Apple CEO Tim Cook issued an internal email to employees on Thursday saying that while a personal appeal to President Donald Trump to keep the United States in the Paris climate agreement failed, corporate environmental efforts will continue.




According to the letter to employees, a copy of which was obtained by Axios, Cook discussed the matter with Trump on Tuesday, two days prior to the White House decision. The email confirms reports that Cook personally reached out to Trump in an attempt to sell him on the deal's benefits, not only for the U.S., but for the world.

Trump opted to ignore Cook's advice, and that of other technology industry leaders, and on Thursday announced plans to withdraw U.S. participation.

Notably, SpaceX and Tesla founder Elon Musk made good on a promise to abandon his post on two White House advisory councils, a move later followed by an identical resignation by Disney CEO Bob Iger. Intel CEO Brian Krzanich told CNBC that he will continue to advise the president, as will IBM CEO Virginia Rometty, though the latter has come out in support of U.S. involvement in the accord.

Other tech leaders, including Facebook CEO Mark Zuckerberg, Microsoft president Brad Smith, Salesforce CEO Marc Benioff and Google CEO Sundar Pichai slammed Trump's decision on various platforms, mostly through social media posts.

While the federal government moves further away from aiding in the fight against climate change, Apple is forging ahead with its own green efforts, Cook said.

"Climate change is real and we all share a responsibility to fight it," he said. "I want to reassure you that today's developments will have no impact on Apple's efforts to protect the environment. We power nearly all of our operations with renewable energy, which we believe is an example of something that's good for our planet and makes good business sense as well."

Adopted in 2015 by members of the United Nations Framework Convention on Climate Change, including the U.S., the pact was drafted with the intent of lowering greenhouse gas emissions in a bid to combat climate change. Of the 195 countries that signed on in support of the agreement, 145 have since ratified it.

Without U.S. government backing, the burden of lowering carbon emissions rests on the shoulders of the private sector. As such, CEOs Smith, Benioff and Pichai also promised to work on green initiatives similar to those adopted by Apple.

Apple has long championed its environmental efforts, or as Cook puts it, "To leave the world better than we found it." Working toward that goal, the company seeks to power its entire business, from corporate facilities to server farms to retail stores, with renewable energy. For example, the forthcoming Apple Park campus will draw its energy entirely from green resources. So far, Apple has managed to hit the 96 percent mark and is urging suppliers to follow suit.

In addition to green energy, Apple is investing in forestry programs both in the U.S. and abroad.

Most recently, Apple promised a future in which its products are made from 100 percent recycled material. Though the company has not completely decided how best to keep promise, it is already experimenting with projects like the Liam iPhone recycling robot.

Cook's letter to employees is reproduced in full below:

Team,

I know many of you share my disappointment with the White House's decision to withdraw the United States from the Paris climate agreement.
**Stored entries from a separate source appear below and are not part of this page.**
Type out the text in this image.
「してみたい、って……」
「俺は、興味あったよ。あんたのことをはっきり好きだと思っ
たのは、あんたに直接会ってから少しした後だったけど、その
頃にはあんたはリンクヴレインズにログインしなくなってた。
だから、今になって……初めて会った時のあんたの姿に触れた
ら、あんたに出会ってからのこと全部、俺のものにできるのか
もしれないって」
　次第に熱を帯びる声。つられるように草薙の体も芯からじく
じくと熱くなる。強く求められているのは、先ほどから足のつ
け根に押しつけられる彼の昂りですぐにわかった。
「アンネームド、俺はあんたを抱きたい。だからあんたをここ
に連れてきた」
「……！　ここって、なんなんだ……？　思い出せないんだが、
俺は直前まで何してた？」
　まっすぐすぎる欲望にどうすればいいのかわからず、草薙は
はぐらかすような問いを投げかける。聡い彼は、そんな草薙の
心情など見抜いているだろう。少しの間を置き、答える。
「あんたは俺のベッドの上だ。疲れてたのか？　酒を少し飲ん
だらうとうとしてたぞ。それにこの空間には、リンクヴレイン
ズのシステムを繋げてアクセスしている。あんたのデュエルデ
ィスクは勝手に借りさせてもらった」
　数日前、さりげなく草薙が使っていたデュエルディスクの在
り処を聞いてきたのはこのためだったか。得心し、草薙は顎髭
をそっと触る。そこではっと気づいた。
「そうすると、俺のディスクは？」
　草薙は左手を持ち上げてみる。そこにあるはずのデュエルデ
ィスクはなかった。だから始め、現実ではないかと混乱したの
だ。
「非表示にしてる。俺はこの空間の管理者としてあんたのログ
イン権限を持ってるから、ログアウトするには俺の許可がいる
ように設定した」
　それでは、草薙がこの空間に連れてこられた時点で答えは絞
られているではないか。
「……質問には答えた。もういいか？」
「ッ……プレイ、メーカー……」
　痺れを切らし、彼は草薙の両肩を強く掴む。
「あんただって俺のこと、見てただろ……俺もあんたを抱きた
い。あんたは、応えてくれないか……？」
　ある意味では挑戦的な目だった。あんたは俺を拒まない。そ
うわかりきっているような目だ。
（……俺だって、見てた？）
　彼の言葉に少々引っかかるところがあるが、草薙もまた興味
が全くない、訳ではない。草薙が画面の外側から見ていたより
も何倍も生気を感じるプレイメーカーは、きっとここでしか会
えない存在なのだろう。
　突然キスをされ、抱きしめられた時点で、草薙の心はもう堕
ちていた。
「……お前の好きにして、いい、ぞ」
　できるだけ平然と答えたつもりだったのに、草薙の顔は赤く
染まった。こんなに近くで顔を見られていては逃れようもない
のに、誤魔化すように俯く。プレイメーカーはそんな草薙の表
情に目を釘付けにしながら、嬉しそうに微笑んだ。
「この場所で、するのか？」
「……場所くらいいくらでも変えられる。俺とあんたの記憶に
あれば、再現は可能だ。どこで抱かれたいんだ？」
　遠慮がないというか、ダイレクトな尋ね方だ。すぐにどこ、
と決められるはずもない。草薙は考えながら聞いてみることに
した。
I spoke with President Trump on Tuesday and tried to persuade him to keep the U.S. in the agreement. But it wasn't enough.

Climate change is real and we all share a responsibility to fight it. I want to reassure you that today's developments will have no impact on Apple's efforts to protect the environment. We power nearly all of our operations with renewable energy, which we believe is an example of something that's good for our planet and makes good business sense as well.

We will keep working toward the ambitious goals of a closed-loop supply chain, and to eventually stop mining new materials altogether. Of course, we're going to keep working with our suppliers to help them do more to power their businesses with clean energy. And we will keep challenging ourselves to do even more. Knowing the good work that we and countless others around the world are doing, there are plenty of reasons to be optimistic about our planet's future.

Our mission has always been to leave the world better than we found it. We will never waver, because we know that future generations depend on us.

Your work is as important today as it has ever been. Thank you for your commitment to making a difference every single day.

Tim


Editor's note: Due to its political nature, comments for this article have been closed.